Today we're incredibly excited to announce Mastra Harness.
We've been working on this for almost six months. The team built MastraCode, a TUI based coding agent we drive every day. Then, we extracted out the best parts into the Harness class for you to build your own harness.
Think about the Harness as the layer around the agent loop. It gives you a conversation you can watch, interrupt, and steer; memory suitable for long runs; storage that persists sessions; control over tool calls; task delegation to subagents; and modes you switch between with specialized agents.
Let's dive in.
How Harness works
The most fundamental concept of Mastra's Harness is the Session that persists state across turns. You can switch between plan and build mode, with per-mode tools, models, and instructions, plus a plan-approval workflow.
Manage threads? Yes you can. Harness has a thread lifecycle, you can create, switch, rename, delete, clone.
Spawn subagents?
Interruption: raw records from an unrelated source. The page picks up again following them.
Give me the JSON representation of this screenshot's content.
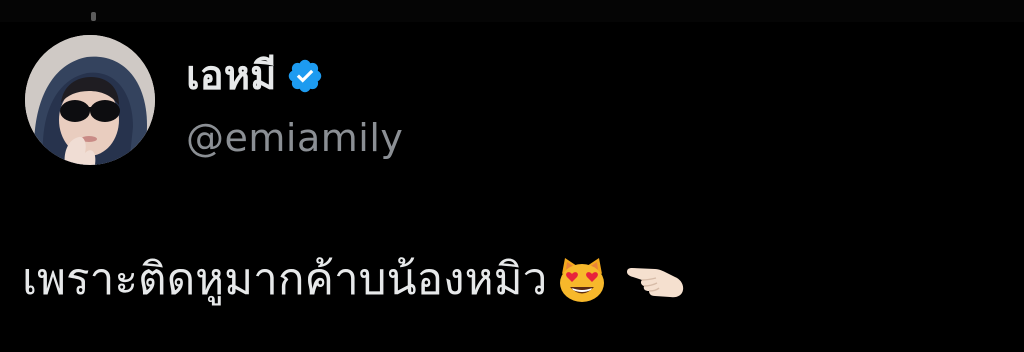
{
  "tweet": {
    "author": {
      "display_name": "เอหมี",
      "handle": "@emiamily",
      "verified": true,
      "verified_badge_icon": "verified-badge-icon",
      "avatar_icon": "avatar-photo"
    },
    "text": "เพราะติดหูมากค้าบน้องหมิว",
    "emojis": [
      "smiling-cat-heart-eyes-icon",
      "pointing-left-hand-icon"
    ]
  },
  "colors": {
    "background": "#000000",
    "text_primary": "#e7e9ea",
    "text_secondary": "#8b8f94",
    "verified_blue": "#1d9bf0"
  }
}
Yup, including forking to re-use the cache prefix.
Multi-turn? You got it. Harness has a loop with follow-up queuing + steer().
Ask users questions? We have a built-in ask_user tool.
Context management happens via Mastra's industry-leading observational memory system.
My personal favorite part is how easy we make it for you to display state to the user.
There's a lot going on under the hood, and for that, Harness has a pub/sub event system. It emits 35 signals, under a display_state_changed event type with a state payload and event types like agent_start, tool_input_delta, tool_suspended, subagent_text_delta, follow_up_queued, usage_update, thread_changed.
This all reduces into a HarnessDisplayState object which can can be consumed by web, mobile, or TUI, including fields like currentMessage, activeTools, pendingApproval, pendingSuspensions, activeSubagents, tasks etc.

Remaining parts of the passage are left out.